3.11. Random Distributions

Random number generators can be used at several places:

  • while initializing parameters or variables,
  • while creating connection patterns,
  • when injecting noise into a neural or synaptic variable.

ANNarchy provides several random distribution objects, implementing the following distributions:

  • Uniform
  • DiscreteUniform
  • Normal
  • LogNormal
  • Gamma
  • Exponential

Warning

DiscreteUniform, Gamma and Exponential distributions are not available if the CUDA paradigm is used.

They can be used in the Python code, as a normal object:

dist = Uniform(-1.0, 1.0)
values = dist.get_values(100)

or inside mathematical expressions:

tau * dv/dt + v = g_exc + Normal(0.0, 20.0)

The Python objects rely on the numpy.random library, while the C++ values are based on the standard library of C++11.

The seed of the underlying random number generator (Mersenne twister, mt19937 in C++11) can be set globally, by defining its value in setup():

setup(seed=187348768237)

All random distribution objects (Python or C++) will use this seed. By default, the global seed is taken to be time(NULL).

The seed can also be set individually for each RandomDistribution object as a last argument:

dist = Uniform(-1.0, 1.0, 36875937346)

as well as in a mathematical expression:

tau * dv/dt + v = g_exc + Normal(0.0, 20.0, 497536526)

3.11.1. Implementation details

ANNarchy uses default implementations for random number generation: STL methods of C++11 for OpenMP and the device API of the curand library for CUDA.

As engines we use mt19937 on openMP side and XORWOW on CUDA. The latter is subject to changes in future releases.

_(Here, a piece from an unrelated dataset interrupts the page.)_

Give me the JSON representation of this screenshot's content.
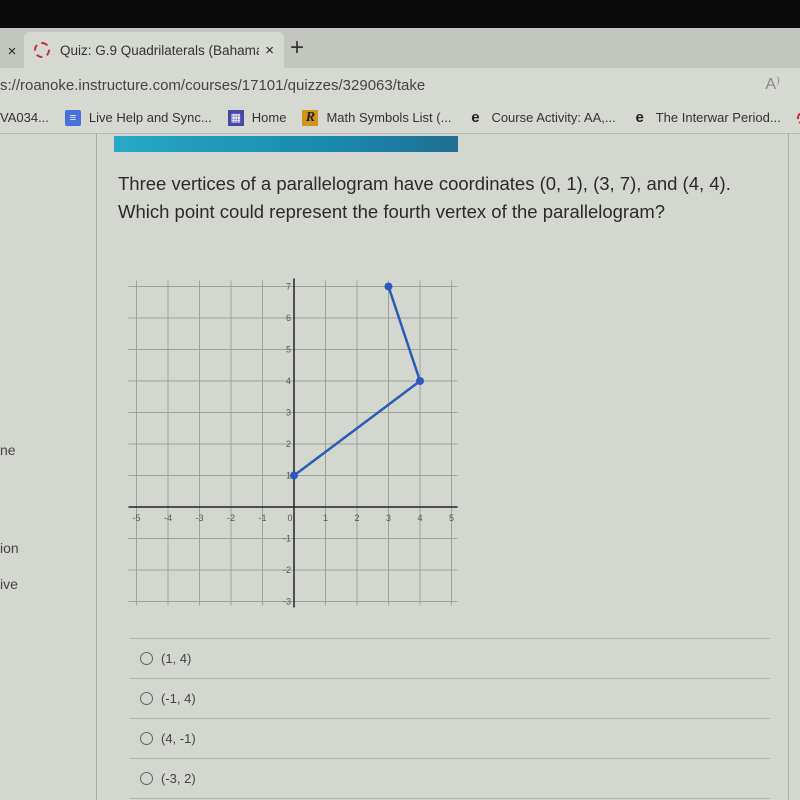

It may be important to know that the drawing mechanisms differ between openMP and CUDA slightly:

  • openMP: all distribution objects draw the numbers from one source in a single threaded way.
  • CUDA: each distribution object has it own source, the random numbers are drawn in a parallel way.

For further details on random numbers on GPUs please refer to the curand documentation: http://docs.nvidia.com/cuda/curand/device-api-overview.html#device-api-overview

3.11.2. Class Uniform

class ANNarchy.Uniform(min, max)[source]

Random distribution object using the uniform distribution between min and max.

The returned values are floats in the range [min, max].

Parameters:

  • min: minimum value.
  • max: maximum value.
get_values(shape)[source]

Returns a Numpy array with the given shape.

3.11.3. Class DiscreteUniform

class ANNarchy.DiscreteUniform(min, max)[source]

Random distribution object using the discrete uniform distribution between min and max.

The returned values are integers in the range [min, max].

Parameters:

  • min: minimum value
  • max: maximum value
get_values(shape)[source]

Returns a np.ndarray with the given shape

3.11.4. Class Normal

class ANNarchy.Normal(mu, sigma, min=None, max=None)[source]

Random distribution instance returning a random value based on a normal (Gaussian) distribution.

Parameters:

  • mu: mean of the distribution
  • sigma: standard deviation of the distribution
  • seed: seed for the random number generator. By default, the seed takes the value defined in ANNarchy.setup().
  • min: minimum value returned (default: unlimited).
  • max: maximum value returned (default: unlimited).
get_values(shape)[source]

Returns a np.ndarray with the given shape

3.11.5. Class LogNormal

class ANNarchy.LogNormal(mu, sigma, min=None, max=None)[source]

Random distribution instance returning a random value based on lognormal distribution.

Parameters:

  • mu: mean of the distribution
  • sigma: standard deviation of the distribution
  • min: minimum value returned (default: unlimited).
  • max: maximum value returned (default: unlimited).
get_values(shape)[source]

Returns a np.ndarray with the given shape

3.11.6. Class Gamma

class ANNarchy.Gamma(alpha, beta=1.0, seed=-1, min=None, max=None)[source]

Random distribution instance returning a random value based on gamma distribution.

Parameters:

  • alpha: shape of the gamma distribution
  • beta: scale of the gamma distribution
  • min: minimum value returned (default: unlimited).
  • max: maximum value returned (default: unlimited).
get_values(shape)[source]

Returns a np.ndarray with the given shape

3.11.7. Class Exponential

class ANNarchy.Exponential(Lambda, min=None, max=None)[source]

Random distribution instance returning a random value based on exponential distribution, according the density function:

\[P(x | \lambda) = \lambda e^{(-\lambda x )}\]

Parameters:

  • Lambda: rate parameter.
  • seed: seed for the random number generator. By default, the seed takes the value defined in ANNarchy.setup().
  • min: minimum value returned (default: unlimited).
  • max: maximum value returned (default: unlimited).

Note

Lambda is capitalized, otherwise it would be a reserved Python keyword.

get_values(shape)[source]

Returns a np.ndarray with the given shape.